Tom Ayerst, PwC’s Market Senior Partner in Bristol, commented:
“The findings highlight the work that needs to be done to kickstart the recovery from the pandemic. While this report - and indeed the pandemic - has revealed the inequality across the UK, it’s not as straightforward as the North-South divide headlines might suggest. There are areas of Bristol and the South West that need to be front and centre of a recovery that works for everyone.
“‘Levelling up’ needs to focus on inequalities within regions as well as between regions. This underscores our position that only a combination of government, business and academia working together can address this challenge. We need to define the strategies that will help businesses and public sector bodies work together to equip people for the future world of work, enhance social mobility and inclusion and help to deliver a low-carbon economy.”
The Demos-PwC Good Growth for Cities Index ranks 42 of the UK’s largest cities based on the public’s assessment of ten key economic wellbeing factors, including jobs, health, income and skills, as well as work-life balance, house affordability, travel-to-work times, income equality, environment and business start-ups. PwC’s GVA analysis took into account a city’s sectoral make-up, the impact of the use of the furlough scheme to protect jobs, and rates of Universal Credit claims, Covid infection and mobility rates to project GVA growth rates for 2020 and 2021.
Cities and towns with ‘Good Growth’ are more resilient
Many of the cities that perform well in the Good Growth Index - including the Scottish cities of Edinburgh and Aberdeen, and cities in England such as Norwich, Swindon, Southampton and Oxford - have been relatively less economically impacted by the pandemic. Their sectoral mix and performance on broader economic and social indicators have to some extent provided resilience.
Many poorer performing cities in the Good Growth Index - including Liverpool, Southend, Medway, Doncaster and Bradford - have been hit hard by the pandemic.

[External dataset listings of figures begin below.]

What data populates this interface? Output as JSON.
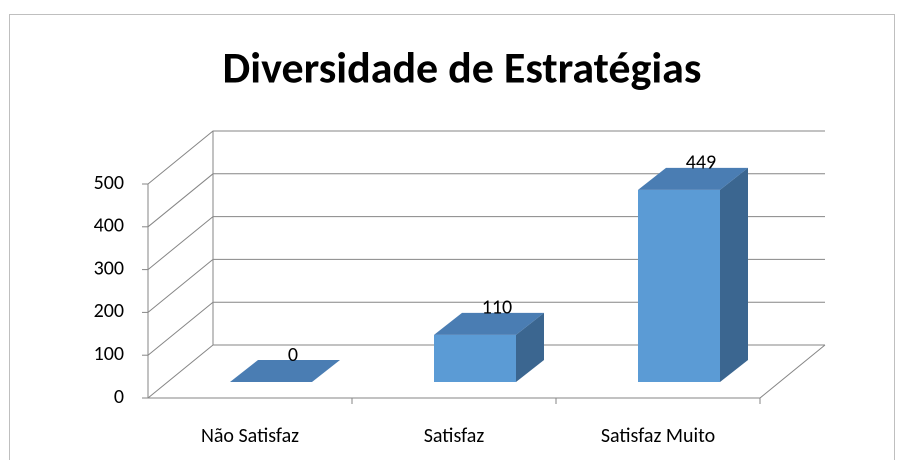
{
  "chart_data": {
    "type": "bar3d",
    "title": "Diversidade de Estratégias",
    "categories": [
      "Não Satisfaz",
      "Satisfaz",
      "Satisfaz Muito"
    ],
    "values": [
      0,
      110,
      449
    ],
    "color": "#5b9bd5",
    "ylim": [
      0,
      500
    ],
    "yticks": [
      0,
      100,
      200,
      300,
      400,
      500
    ],
    "grid": true
  }
}
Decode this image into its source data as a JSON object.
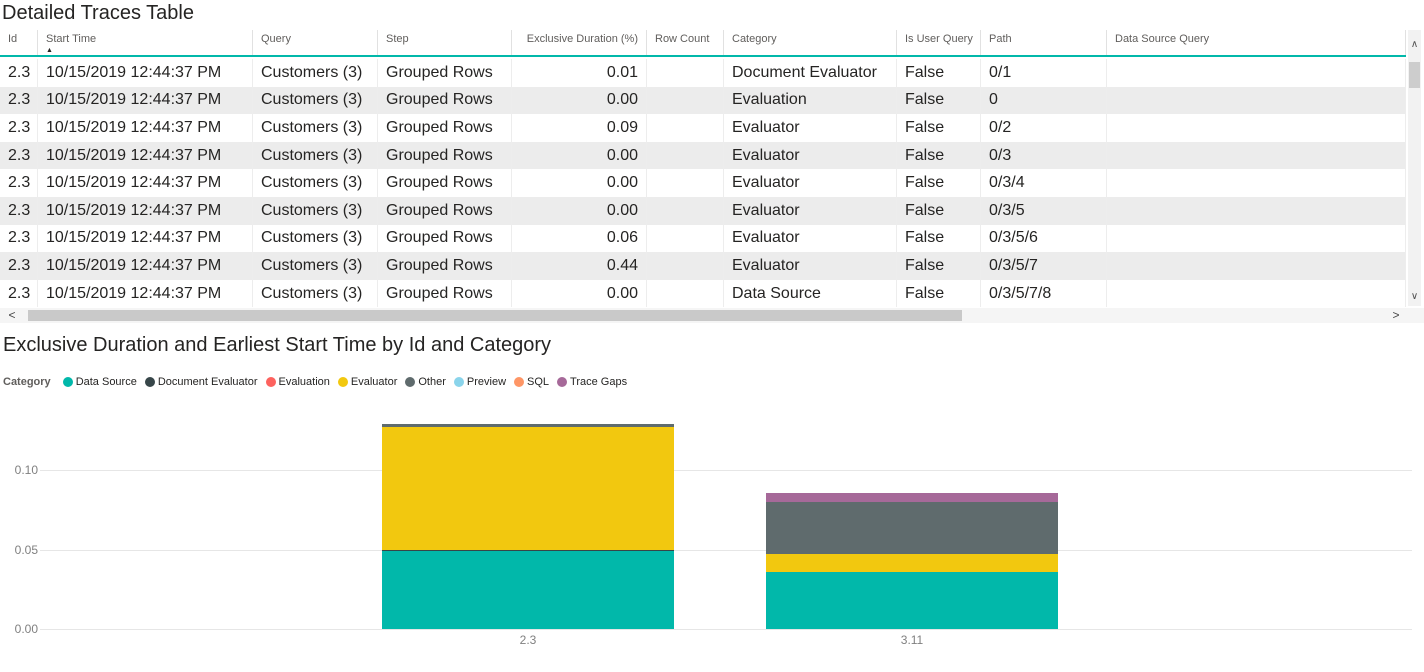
{
  "table": {
    "title": "Detailed Traces Table",
    "columns": [
      "Id",
      "Start Time",
      "Query",
      "Step",
      "Exclusive Duration (%)",
      "Row Count",
      "Category",
      "Is User Query",
      "Path",
      "Data Source Query"
    ],
    "sorted_column": "Start Time",
    "sort_direction": "ascending",
    "rows": [
      [
        "2.3",
        "10/15/2019 12:44:37 PM",
        "Customers (3)",
        "Grouped Rows",
        "0.01",
        "",
        "Document Evaluator",
        "False",
        "0/1",
        ""
      ],
      [
        "2.3",
        "10/15/2019 12:44:37 PM",
        "Customers (3)",
        "Grouped Rows",
        "0.00",
        "",
        "Evaluation",
        "False",
        "0",
        ""
      ],
      [
        "2.3",
        "10/15/2019 12:44:37 PM",
        "Customers (3)",
        "Grouped Rows",
        "0.09",
        "",
        "Evaluator",
        "False",
        "0/2",
        ""
      ],
      [
        "2.3",
        "10/15/2019 12:44:37 PM",
        "Customers (3)",
        "Grouped Rows",
        "0.00",
        "",
        "Evaluator",
        "False",
        "0/3",
        ""
      ],
      [
        "2.3",
        "10/15/2019 12:44:37 PM",
        "Customers (3)",
        "Grouped Rows",
        "0.00",
        "",
        "Evaluator",
        "False",
        "0/3/4",
        ""
      ],
      [
        "2.3",
        "10/15/2019 12:44:37 PM",
        "Customers (3)",
        "Grouped Rows",
        "0.00",
        "",
        "Evaluator",
        "False",
        "0/3/5",
        ""
      ],
      [
        "2.3",
        "10/15/2019 12:44:37 PM",
        "Customers (3)",
        "Grouped Rows",
        "0.06",
        "",
        "Evaluator",
        "False",
        "0/3/5/6",
        ""
      ],
      [
        "2.3",
        "10/15/2019 12:44:37 PM",
        "Customers (3)",
        "Grouped Rows",
        "0.44",
        "",
        "Evaluator",
        "False",
        "0/3/5/7",
        ""
      ],
      [
        "2.3",
        "10/15/2019 12:44:37 PM",
        "Customers (3)",
        "Grouped Rows",
        "0.00",
        "",
        "Data Source",
        "False",
        "0/3/5/7/8",
        ""
      ]
    ]
  },
  "chart": {
    "title": "Exclusive Duration and Earliest Start Time by Id and Category",
    "legend_title": "Category",
    "legend": [
      {
        "label": "Data Source",
        "color": "#01B8AA"
      },
      {
        "label": "Document Evaluator",
        "color": "#374649"
      },
      {
        "label": "Evaluation",
        "color": "#FD625E"
      },
      {
        "label": "Evaluator",
        "color": "#F2C80F"
      },
      {
        "label": "Other",
        "color": "#5F6B6D"
      },
      {
        "label": "Preview",
        "color": "#8AD4EB"
      },
      {
        "label": "SQL",
        "color": "#FE9666"
      },
      {
        "label": "Trace Gaps",
        "color": "#A66999"
      }
    ]
  },
  "chart_data": {
    "type": "bar",
    "stacked": true,
    "title": "Exclusive Duration and Earliest Start Time by Id and Category",
    "categories": [
      "2.3",
      "3.11"
    ],
    "series": [
      {
        "name": "Data Source",
        "color": "#01B8AA",
        "values": [
          0.049,
          0.036
        ]
      },
      {
        "name": "Document Evaluator",
        "color": "#374649",
        "values": [
          0.001,
          0
        ]
      },
      {
        "name": "Evaluator",
        "color": "#F2C80F",
        "values": [
          0.0775,
          0.011
        ]
      },
      {
        "name": "Other",
        "color": "#5F6B6D",
        "values": [
          0.002,
          0.033
        ]
      },
      {
        "name": "Trace Gaps",
        "color": "#A66999",
        "values": [
          0,
          0.006
        ]
      }
    ],
    "xlabel": "",
    "ylabel": "",
    "ylim": [
      0,
      0.135
    ],
    "y_ticks": [
      0.0,
      0.05,
      0.1
    ],
    "grid": true,
    "legend_position": "top"
  },
  "icons": {
    "sort_ascending": "▲",
    "scroll_up": "∧",
    "scroll_down": "∨",
    "scroll_left": "<",
    "scroll_right": ">"
  },
  "colors": {
    "accent_teal": "#01B8AA",
    "alt_row": "#ECECEC"
  }
}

These cities have been more exposed to the impacts of COVID-19 and have less resilience in terms of broader economic base and social wellbeing.
An exception to this pattern is Leicester - whilst performing well in the Good Growth Index it will be one of the cities hardest hit economically by the fallout from COVID-19. Leicester was the first city to have stricter restrictions imposed following the relaxing of the initial national lockdown in June 2020. The decreased footfall in Leicester city during the summer period will have further reduced the performance of Leicester’s retail sector.

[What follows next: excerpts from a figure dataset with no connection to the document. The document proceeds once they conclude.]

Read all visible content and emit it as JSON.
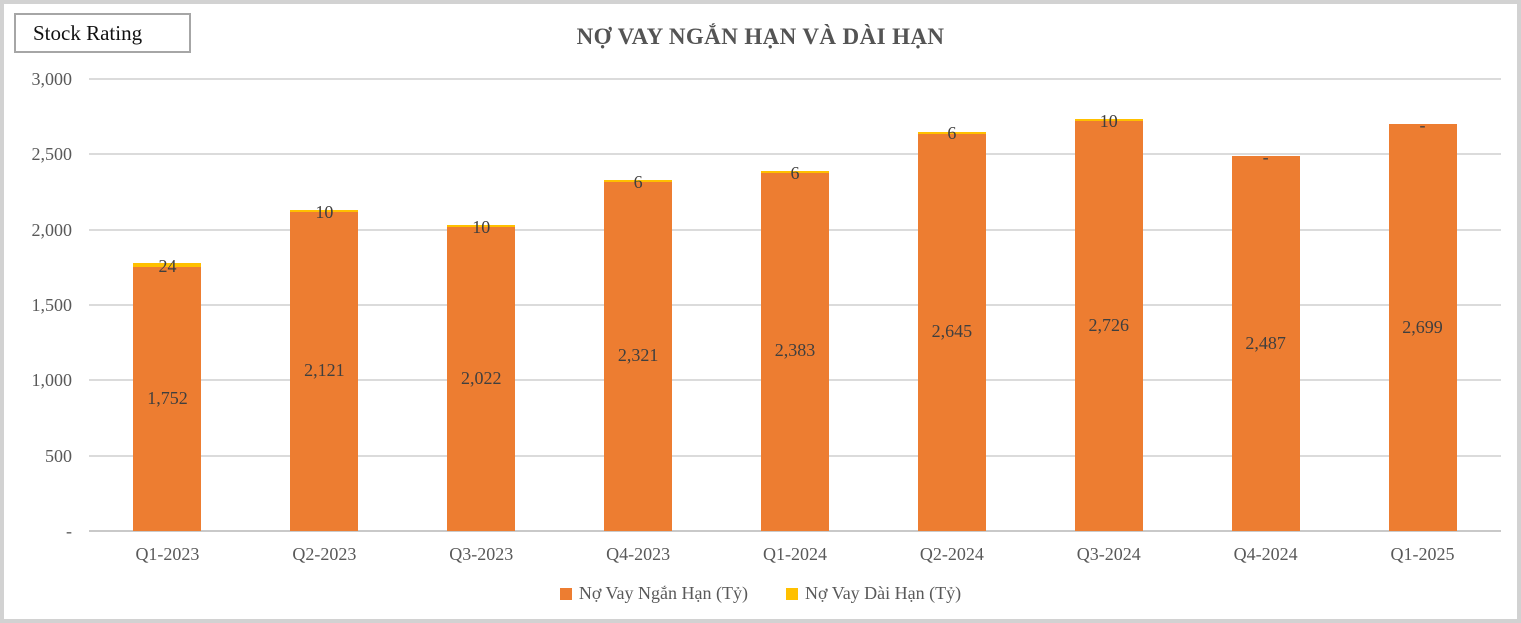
{
  "stock_rating": {
    "label": "Stock Rating"
  },
  "chart_data": {
    "type": "bar",
    "stacked": true,
    "title": "NỢ VAY NGẮN HẠN VÀ DÀI HẠN",
    "categories": [
      "Q1-2023",
      "Q2-2023",
      "Q3-2023",
      "Q4-2023",
      "Q1-2024",
      "Q2-2024",
      "Q3-2024",
      "Q4-2024",
      "Q1-2025"
    ],
    "series": [
      {
        "name": "Nợ Vay Ngắn Hạn (Tỷ)",
        "color": "#ED7D31",
        "values": [
          1752,
          2121,
          2022,
          2321,
          2383,
          2645,
          2726,
          2487,
          2699
        ],
        "labels": [
          "1,752",
          "2,121",
          "2,022",
          "2,321",
          "2,383",
          "2,645",
          "2,726",
          "2,487",
          "2,699"
        ]
      },
      {
        "name": "Nợ Vay Dài Hạn (Tỷ)",
        "color": "#FFC000",
        "values": [
          24,
          10,
          10,
          6,
          6,
          6,
          10,
          0,
          0
        ],
        "labels": [
          "24",
          "10",
          "10",
          "6",
          "6",
          "6",
          "10",
          "-",
          "-"
        ]
      }
    ],
    "ylim": [
      0,
      3000
    ],
    "yticks": [
      {
        "value": 0,
        "label": "-"
      },
      {
        "value": 500,
        "label": "500"
      },
      {
        "value": 1000,
        "label": "1,000"
      },
      {
        "value": 1500,
        "label": "1,500"
      },
      {
        "value": 2000,
        "label": "2,000"
      },
      {
        "value": 2500,
        "label": "2,500"
      },
      {
        "value": 3000,
        "label": "3,000"
      }
    ],
    "grid": true,
    "legend_position": "bottom"
  },
  "colors": {
    "short_term_bar": "#ED7D31",
    "long_term_bar": "#FFC000",
    "gridline": "#DBDBDB",
    "title_text": "#545454",
    "axis_text": "#595959",
    "data_label_text": "#3F3F3F",
    "frame_border": "#D2D2D2"
  }
}
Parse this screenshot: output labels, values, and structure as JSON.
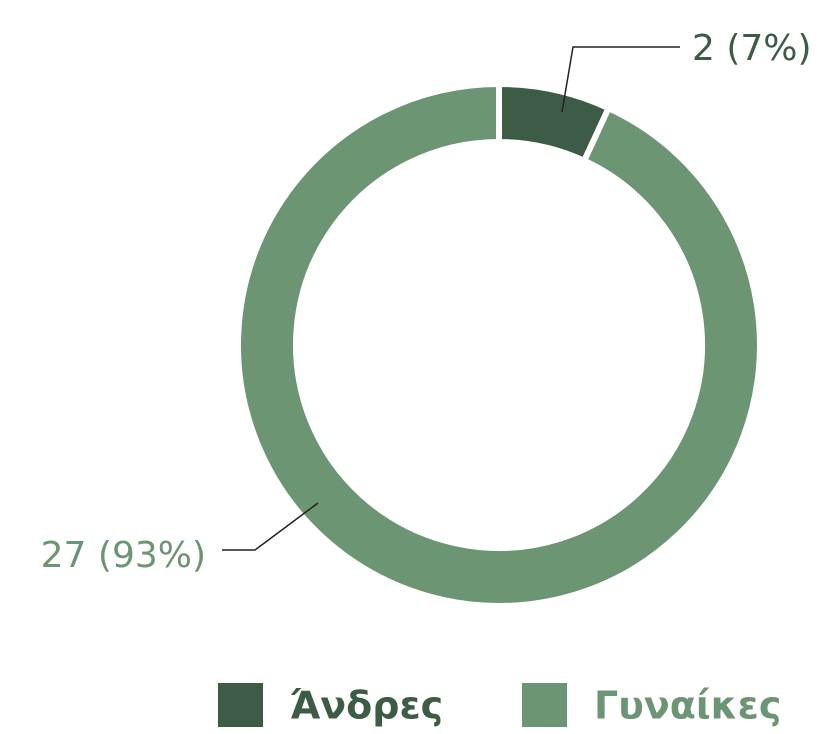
{
  "chart_data": {
    "type": "donut",
    "categories": [
      "Άνδρες",
      "Γυναίκες"
    ],
    "values": [
      2,
      27
    ],
    "value_labels": [
      "2 (7%)",
      "27 (93%)"
    ],
    "colors": [
      "#3d5c45",
      "#6b9573"
    ]
  }
}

With more people working from home, towns and cities have new opportunities to build virtual connections and play to their strengths in terms of liveability, affordability and community. There is still much uncertainty over how these trends will play out in the long-term, however a move to hybrid home and office working does have the potential to level up certain areas of the country. PwC research shows that areas that could benefit from a shift to working from home include outer London and smaller cities like Wigan, Bradford and Blackpool.

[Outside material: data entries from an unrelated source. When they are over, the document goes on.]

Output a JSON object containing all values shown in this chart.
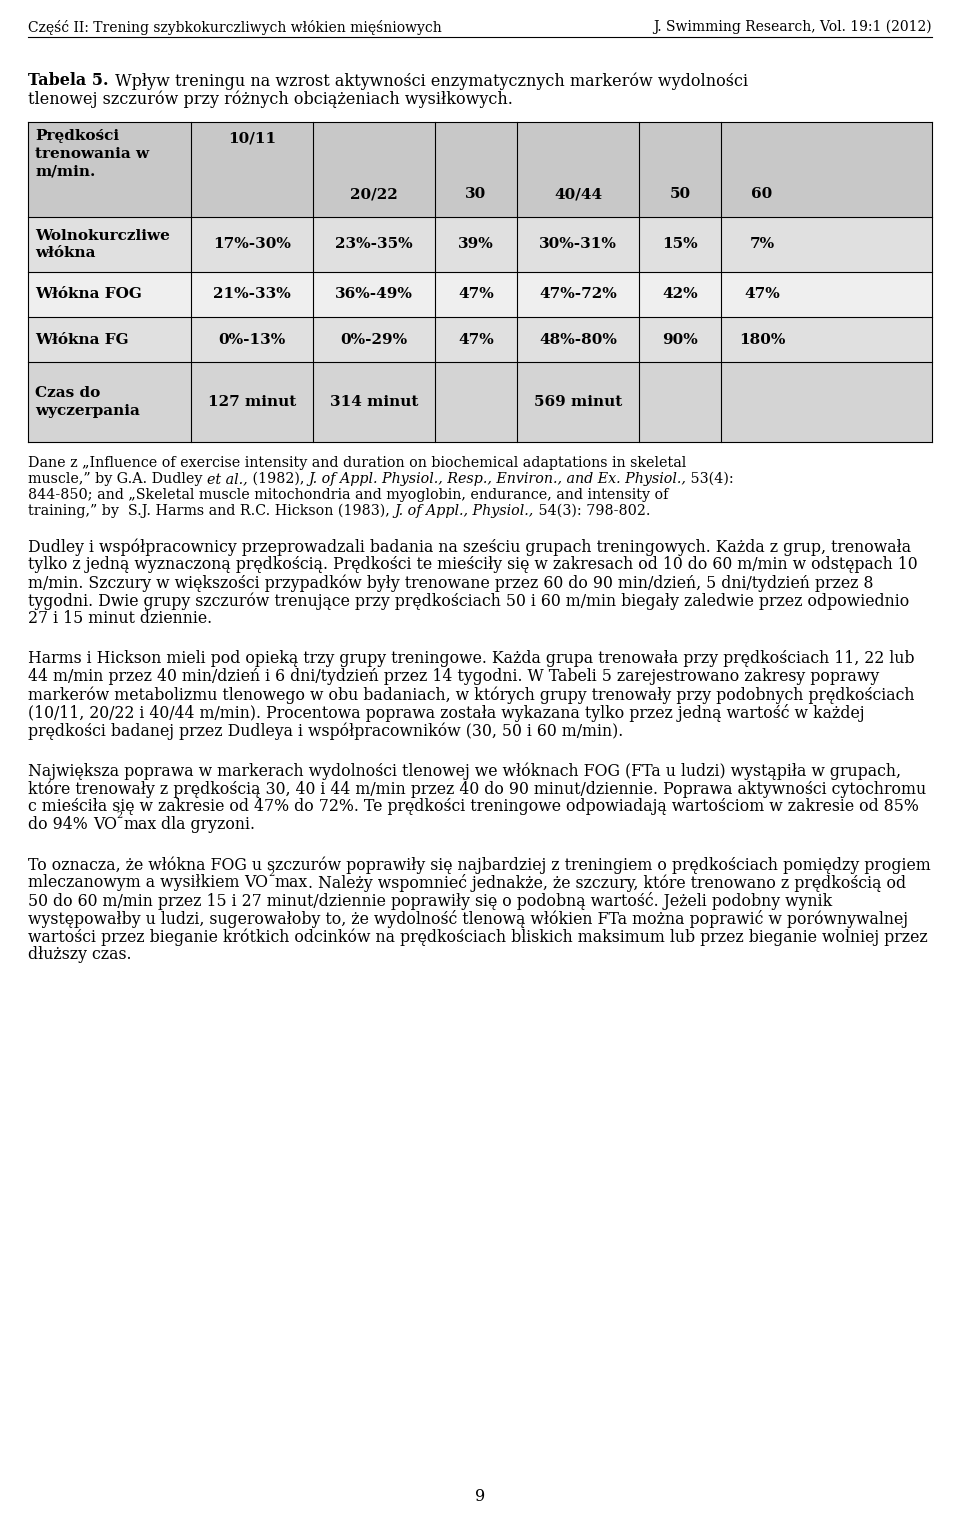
{
  "header_left": "Część II: Trening szybkokurczliwych włókien mięśniowych",
  "header_right": "J. Swimming Research, Vol. 19:1 (2012)",
  "table_title_bold": "Tabela 5.",
  "table_title_normal": " Wpływ treningu na wzrost aktywności enzymatycznych markerów wydolności",
  "table_title_line2": "tlenowej szczurów przy różnych obciążeniach wysiłkowych.",
  "col_headers_row1": [
    "Prędkości\ntrenowania w\nm/min.",
    "10/11"
  ],
  "col_headers_row2": [
    "20/22",
    "30",
    "40/44",
    "50",
    "60"
  ],
  "table_rows": [
    {
      "label": "Wolnokurczliwe\nwłókna",
      "values": [
        "17%-30%",
        "23%-35%",
        "39%",
        "30%-31%",
        "15%",
        "7%"
      ]
    },
    {
      "label": "Włókna FOG",
      "values": [
        "21%-33%",
        "36%-49%",
        "47%",
        "47%-72%",
        "42%",
        "47%"
      ]
    },
    {
      "label": "Włókna FG",
      "values": [
        "0%-13%",
        "0%-29%",
        "47%",
        "48%-80%",
        "90%",
        "180%"
      ]
    },
    {
      "label": "Czas do\nwyczerpania",
      "values": [
        "127 minut",
        "314 minut",
        "",
        "569 minut",
        "",
        ""
      ]
    }
  ],
  "header_bg": "#c8c8c8",
  "row_bg_even": "#e0e0e0",
  "row_bg_odd": "#efefef",
  "last_row_bg": "#d4d4d4",
  "source_lines": [
    [
      [
        "Dane z „Influence of exercise intensity and duration on biochemical adaptations in skeletal",
        "normal"
      ]
    ],
    [
      [
        "muscle,” by G.A. Dudley ",
        "normal"
      ],
      [
        "et al.,",
        "italic"
      ],
      [
        " (1982), ",
        "normal"
      ],
      [
        "J. of Appl. Physiol., Resp., Environ., and Ex. Physiol.,",
        "italic"
      ],
      [
        " 53(4):",
        "normal"
      ]
    ],
    [
      [
        "844-850; and „Skeletal muscle mitochondria and myoglobin, endurance, and intensity of",
        "normal"
      ]
    ],
    [
      [
        "training,” by  S.J. Harms and R.C. Hickson (1983), ",
        "normal"
      ],
      [
        "J. of Appl., Physiol.,",
        "italic"
      ],
      [
        " 54(3): 798-802.",
        "normal"
      ]
    ]
  ],
  "paragraphs": [
    "Dudley i współpracownicy przeprowadzali badania na sześciu grupach treningowych. Każda z grup, trenowała tylko z jedną wyznaczoną prędkością. Prędkości te mieściły się w zakresach od 10 do 60 m/min w odstępach 10 m/min.  Szczury w większości przypadków były trenowane przez 60 do 90 min/dzień, 5 dni/tydzień przez 8 tygodni. Dwie grupy szczurów trenujące przy prędkościach 50 i 60 m/min biegały zaledwie przez odpowiednio 27 i 15 minut dziennie.",
    "Harms i Hickson mieli pod opieką trzy grupy treningowe.  Każda grupa trenowała przy prędkościach 11, 22 lub 44 m/min  przez 40 min/dzień i 6 dni/tydzień przez 14 tygodni. W Tabeli 5 zarejestrowano zakresy poprawy markerów metabolizmu tlenowego  w obu badaniach, w których grupy trenowały przy podobnych prędkościach (10/11, 20/22 i 40/44 m/min). Procentowa poprawa została wykazana tylko przez jedną wartość w każdej prędkości badanej przez Dudleya i współpracowników (30, 50 i 60 m/min).",
    "Największa poprawa w markerach wydolności tlenowej we włóknach FOG (FTa u ludzi) wystąpiła w grupach, które trenowały z prędkością 30, 40 i 44 m/min przez 40 do 90 minut/dziennie.  Poprawa  aktywności cytochromu c mieściła się w zakresie od 47% do 72%. Te prędkości treningowe odpowiadają wartościom w zakresie od 85% do 94% VO₂​max dla gryzoni.",
    "To oznacza, że włókna FOG u szczurów poprawiły się najbardziej z treningiem o prędkościach pomiędzy progiem mleczanowym a wysiłkiem VO₂​max. Należy wspomnieć  jednakże, że szczury, które trenowano z prędkością od 50 do 60 m/min przez 15 i 27 minut/dziennie poprawiły się o podobną wartość. Jeżeli podobny wynik występowałby u ludzi, sugerowałoby to, że wydolność tlenową włókien FTa można poprawić w porównywalnej wartości przez bieganie krótkich odcinków na prędkościach bliskich maksimum lub przez bieganie wolniej przez dłuższy czas."
  ],
  "page_number": "9"
}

Jonathan House, devolved and local government lead for PwC, said:
“The pandemic has led to people living their life much closer to home and the likelihood is some of these lifestyle changes will stay for the medium-term. Citizens will value different things and those places that meet those needs will be the ones that bounce back quicker. This opens up opportunities for places that have advantages in terms of liveability and community, and where ‘price of success’ factors, such as housing affordability, are less of an issue. The report sets out a series of recommendations for leaders from across national and local government, as well as the private and third sectors, as they plan their recovery strategies. This includes taking a broad approach to economic wellbeing and building resilience will be essential to create liveable vibrant places where people want to live, work and visit.”